Whenever the price of $QR surges to a new all-time high, Jake announces the market opportunity: "By definition, if you've ever bought, you can sell now for a profit. And if you want to do that with some or all of your tokens, you can do that." To the extent humanly possible, he doesn't take it personally.

"I don't think you should be pressured to hold for social reasons," Jake said. If someone offloads $QR, that doesn't mean they aren't rooting for him anymore. "You buy it to sell it, you know? The ultimate goal is to make money," and money is important to people's lives.

Profiting may not be the only reason to buy a project coin, but Jake is right that it's a top concern for most holders. Jake's insight into their priorities balances his determination to act decisively.

Market performance art

About telling people to kick rocks, though. It's still better to avoid, if you can.

In June, Jake posted about selling $420 worth of $QR to take his wife out for a fancy dinner. "If this concerns you, you can front-run me," he quipped. The response was positive to the extent that a $QR holder funded the dinner (and others offered as well).

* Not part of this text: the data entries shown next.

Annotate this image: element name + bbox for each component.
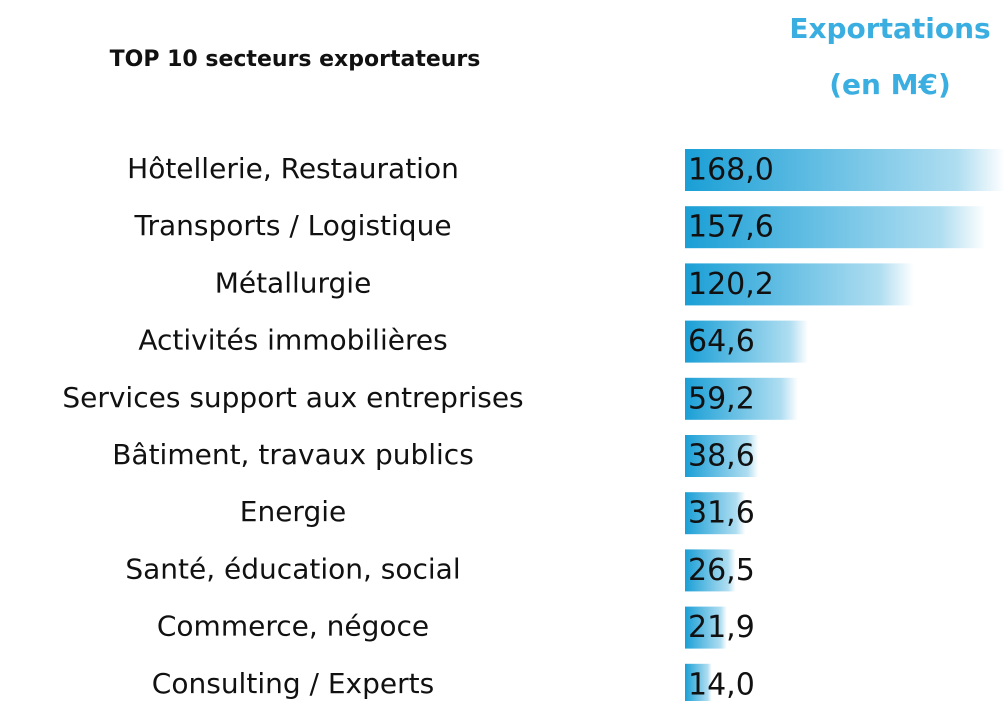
bar [685,549,736,592]
bar [685,320,809,363]
value-label: 120,2 [688,267,774,302]
bar [685,206,986,249]
value-label: 157,6 [688,210,774,245]
chart-title: TOP 10 secteurs exportateurs [110,47,481,72]
bar [685,149,1005,191]
category-label: Commerce, négoce [157,610,429,643]
bar [685,606,727,649]
category-label: Santé, éducation, social [125,552,460,585]
value-label: 38,6 [688,439,755,474]
value-label: 14,0 [688,667,755,701]
category-label: Bâtiment, travaux publics [112,438,474,471]
bar [685,492,746,535]
value-label: 26,5 [688,553,755,588]
bar [685,377,798,420]
value-label: 31,6 [688,496,755,531]
bar [685,263,914,306]
value-header: Exportations [789,12,990,45]
value-label: 64,6 [688,324,755,359]
category-label: Hôtellerie, Restauration [127,152,459,185]
bar [685,435,759,477]
category-label: Energie [240,495,346,528]
value-label: 59,2 [688,381,755,416]
category-label: Métallurgie [215,266,372,299]
category-label: Services support aux entreprises [62,381,523,414]
category-label: Consulting / Experts [152,667,434,700]
value-label: 168,0 [688,153,774,188]
value-header: (en M€) [829,68,951,101]
value-label: 21,9 [688,610,755,645]
category-label: Transports / Logistique [133,209,451,242]
category-label: Activités immobilières [138,324,447,357]
bar [685,663,712,701]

"That was really popular," Jake recalled, "I think because it's kind of refreshing. The combination of the transparency of a sale, plus it's not a large amount, plus it's a wholesome thing."

This anecdote exemplifies Jake's approach: straightforward, unapologetic, and scrupulously open. It also reveals another dimension of the technical-practical liquidity gap: founders must carefully choreograph any sales, even minor ones, to maintain community trust.

Wallets are public, after all. It's not enough to have technical access to funds — founders must navigate the social protocols around using them. They are called to craft narratives around every transaction, guiding the perceptions of token holders. Public company CEOs offer quarterly guidance to investors at earnings calls, but project coins are 24/7, like all of crypto.

At one point, Jake required the native $QR currency for auction bids, in an effort to stockpile the token and create a steady buy pressure. This turned out to be too much friction, detracting from the actual product experience. Later he shifted to opportunistic buybacks as the superior option. This was not perceived as breaking a promise to the community, because 1) Jake has never promised anything, 2) he explained his rationale and the holders agreed that it was sensible.

(As for what he does with the $QR after buying the dip, the project's Farcaster mini app dispenses micropayments to reward users who check in on the day's winning auction link.)

Beyond the first iteration

Project coins represent a genuinely new take on capital formation. Startup funding doesn't have to follow the traditional arc from friends and family to angels to VCs. But like any financial innovation, the first implementations are rarely the final form. $QR is a revealing example of the promises and challenges in action.

Trading mechanics are a significant aspect of practical liquidity, but it is equally crucial to develop sustainable communication frameworks that allow reasonable access to capital without provoking community ire. The gap between technical and practical liquidity relies on social technology — and personal charisma — as much as financial infrastructure.

The real question isn't whether project coins will replace traditional funding, but how they can evolve to better serve both founders and communities. Jake's transparency-first approach with $QR offers one model for navigating these challenges, but the design space remains wide open.